En retrait du duo, Marianne n’en est pas moins importante pour ce qu’elle concentre des désirs et des frustrations de l’un et de l’autre. Elle ne se doute pourtant pas de l’inimitié grandissante entre les deux hommes, ou en tout cas n’en laisse rien paraître, s’affirmant comme la plus mature du trio. Elle a l’esprit clair, sait où elle en est et où elle veut aller. C’est un roc quasi inébranlable qui saura très vite reprendre ses esprits suite aux aveux de Jean-Paul. Elle incarne la femme dans toute sa splendeur, sensuelle et rayonnante, intimidante parfois. A tel point que Jean-Paul se tourne vers la jeune et frêle Pénélope, non seulement pour atteindre Harry dans sa fibre paternelle mais aussi pour pouvoir s’affirmer en tant qu’homme. A ce propos, Jacques Deray maintient la relation Pénélope / Jean-Paul dans le flou, restant discret sur la question. Cela participe de son approche plus psychologique des événements qui à terme contribue à transformer la villa et ses locataires en cocotte-minute prête à exploser. Jacques Deray gère la tension en orfèvre jusqu’à son point de rupture. Par la suite, le film perd en saveur, même si le réalisateur se garde bien de nous emmener vers une fin confortable. Disons que la partie policière apparaît superflue, un comble lorsqu’on connaît les antécédents du bonhomme.
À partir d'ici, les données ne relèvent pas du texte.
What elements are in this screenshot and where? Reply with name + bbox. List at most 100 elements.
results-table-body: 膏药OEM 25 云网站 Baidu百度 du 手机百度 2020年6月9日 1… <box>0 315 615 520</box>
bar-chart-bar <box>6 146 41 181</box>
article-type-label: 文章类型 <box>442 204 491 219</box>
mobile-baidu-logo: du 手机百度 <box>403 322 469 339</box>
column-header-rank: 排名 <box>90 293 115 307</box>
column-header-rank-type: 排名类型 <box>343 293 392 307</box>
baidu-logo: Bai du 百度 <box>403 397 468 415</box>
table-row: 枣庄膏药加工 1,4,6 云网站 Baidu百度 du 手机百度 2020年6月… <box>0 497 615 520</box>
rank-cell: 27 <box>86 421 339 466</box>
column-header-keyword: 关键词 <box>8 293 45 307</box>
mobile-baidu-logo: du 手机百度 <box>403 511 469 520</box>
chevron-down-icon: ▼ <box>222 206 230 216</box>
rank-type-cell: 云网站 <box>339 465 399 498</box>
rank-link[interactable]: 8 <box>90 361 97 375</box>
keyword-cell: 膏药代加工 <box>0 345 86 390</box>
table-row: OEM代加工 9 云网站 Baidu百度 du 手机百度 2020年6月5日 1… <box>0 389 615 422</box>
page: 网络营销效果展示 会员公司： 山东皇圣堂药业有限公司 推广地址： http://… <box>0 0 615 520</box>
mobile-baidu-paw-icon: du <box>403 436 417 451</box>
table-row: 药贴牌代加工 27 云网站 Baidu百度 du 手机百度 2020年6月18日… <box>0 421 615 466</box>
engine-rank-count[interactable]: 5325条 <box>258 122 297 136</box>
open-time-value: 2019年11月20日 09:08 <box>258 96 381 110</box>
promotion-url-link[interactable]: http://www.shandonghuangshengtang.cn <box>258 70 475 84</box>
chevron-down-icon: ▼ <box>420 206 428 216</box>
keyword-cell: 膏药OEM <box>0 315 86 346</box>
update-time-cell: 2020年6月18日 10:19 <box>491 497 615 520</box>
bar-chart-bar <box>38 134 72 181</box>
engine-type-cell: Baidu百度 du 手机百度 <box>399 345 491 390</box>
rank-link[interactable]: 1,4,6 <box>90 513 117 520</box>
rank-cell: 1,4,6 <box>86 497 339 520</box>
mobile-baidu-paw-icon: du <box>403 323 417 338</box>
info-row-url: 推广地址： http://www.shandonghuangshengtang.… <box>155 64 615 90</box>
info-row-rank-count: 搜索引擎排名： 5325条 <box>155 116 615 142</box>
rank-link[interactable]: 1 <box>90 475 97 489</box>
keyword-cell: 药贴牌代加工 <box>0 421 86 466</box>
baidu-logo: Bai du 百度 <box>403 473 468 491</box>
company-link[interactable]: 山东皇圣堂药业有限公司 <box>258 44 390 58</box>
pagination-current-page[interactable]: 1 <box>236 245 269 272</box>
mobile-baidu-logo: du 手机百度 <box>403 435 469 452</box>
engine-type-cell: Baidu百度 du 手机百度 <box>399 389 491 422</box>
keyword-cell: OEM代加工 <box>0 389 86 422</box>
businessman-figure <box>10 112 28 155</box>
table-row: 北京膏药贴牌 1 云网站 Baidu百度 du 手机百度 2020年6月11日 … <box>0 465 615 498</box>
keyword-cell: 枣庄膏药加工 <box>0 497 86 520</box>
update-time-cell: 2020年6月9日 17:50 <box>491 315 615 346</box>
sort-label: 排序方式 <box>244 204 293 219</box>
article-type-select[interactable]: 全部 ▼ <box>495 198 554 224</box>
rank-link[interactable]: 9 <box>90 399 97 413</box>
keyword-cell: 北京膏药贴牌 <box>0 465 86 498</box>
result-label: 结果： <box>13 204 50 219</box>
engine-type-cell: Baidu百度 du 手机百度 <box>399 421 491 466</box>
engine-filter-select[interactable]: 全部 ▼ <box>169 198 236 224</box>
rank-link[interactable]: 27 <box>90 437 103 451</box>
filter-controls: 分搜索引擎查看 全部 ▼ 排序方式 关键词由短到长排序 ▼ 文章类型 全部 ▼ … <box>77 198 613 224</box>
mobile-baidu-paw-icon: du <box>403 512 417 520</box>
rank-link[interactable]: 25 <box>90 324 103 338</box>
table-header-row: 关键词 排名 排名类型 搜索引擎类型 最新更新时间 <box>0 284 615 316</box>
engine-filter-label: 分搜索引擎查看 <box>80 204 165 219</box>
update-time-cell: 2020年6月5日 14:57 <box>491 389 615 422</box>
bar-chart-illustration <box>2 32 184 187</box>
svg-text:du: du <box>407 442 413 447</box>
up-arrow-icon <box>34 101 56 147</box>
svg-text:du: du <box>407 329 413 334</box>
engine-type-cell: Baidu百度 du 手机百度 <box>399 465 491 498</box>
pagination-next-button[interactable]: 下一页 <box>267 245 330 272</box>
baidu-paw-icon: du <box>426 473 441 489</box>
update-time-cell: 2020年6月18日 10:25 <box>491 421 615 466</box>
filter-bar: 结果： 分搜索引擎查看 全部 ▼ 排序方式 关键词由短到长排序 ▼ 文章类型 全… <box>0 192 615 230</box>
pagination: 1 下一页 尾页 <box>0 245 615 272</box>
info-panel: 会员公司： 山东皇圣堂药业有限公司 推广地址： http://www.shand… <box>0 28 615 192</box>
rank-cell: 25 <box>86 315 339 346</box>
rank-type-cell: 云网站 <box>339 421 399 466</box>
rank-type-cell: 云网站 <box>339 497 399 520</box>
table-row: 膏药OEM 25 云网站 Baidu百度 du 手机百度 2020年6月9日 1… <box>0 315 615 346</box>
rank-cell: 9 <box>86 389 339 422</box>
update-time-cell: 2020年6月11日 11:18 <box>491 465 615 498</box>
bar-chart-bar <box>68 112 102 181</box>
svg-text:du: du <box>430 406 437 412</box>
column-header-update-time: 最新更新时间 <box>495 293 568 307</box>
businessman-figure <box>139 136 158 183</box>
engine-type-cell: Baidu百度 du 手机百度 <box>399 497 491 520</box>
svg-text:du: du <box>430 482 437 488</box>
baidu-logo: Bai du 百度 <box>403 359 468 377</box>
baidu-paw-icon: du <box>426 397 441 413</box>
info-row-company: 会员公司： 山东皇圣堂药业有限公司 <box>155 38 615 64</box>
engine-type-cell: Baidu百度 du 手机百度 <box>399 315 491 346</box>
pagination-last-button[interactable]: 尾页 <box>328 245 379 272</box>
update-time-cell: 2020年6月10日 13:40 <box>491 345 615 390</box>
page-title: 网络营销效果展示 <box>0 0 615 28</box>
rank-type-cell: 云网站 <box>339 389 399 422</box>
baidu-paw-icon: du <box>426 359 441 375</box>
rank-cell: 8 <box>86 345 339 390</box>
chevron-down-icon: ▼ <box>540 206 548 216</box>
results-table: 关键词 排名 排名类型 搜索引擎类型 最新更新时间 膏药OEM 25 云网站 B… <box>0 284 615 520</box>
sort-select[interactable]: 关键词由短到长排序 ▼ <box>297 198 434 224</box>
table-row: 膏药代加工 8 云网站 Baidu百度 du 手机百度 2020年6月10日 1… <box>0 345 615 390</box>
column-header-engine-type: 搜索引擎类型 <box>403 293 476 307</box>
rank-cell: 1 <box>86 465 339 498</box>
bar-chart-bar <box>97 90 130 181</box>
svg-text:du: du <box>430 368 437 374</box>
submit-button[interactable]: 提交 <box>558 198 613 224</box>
Jusqu’alors plus enclin aux polars nerveux sur le modèle des séries B américaines, Jacques Deray s’essaie à un autre registre avec La Piscine, un huis clos psychologique et ensoleillé. Essai concluant puisque le réalisateur s’y révèle tout aussi à l’aise. Tout juste regretterais-je cette impression de froideur qui se dégage du film. Tout paraît trop beau, trop parfait. Nous sommes face à un film à la qualité indéniable mais trop hermétique pour emporter totalement l’adhésion.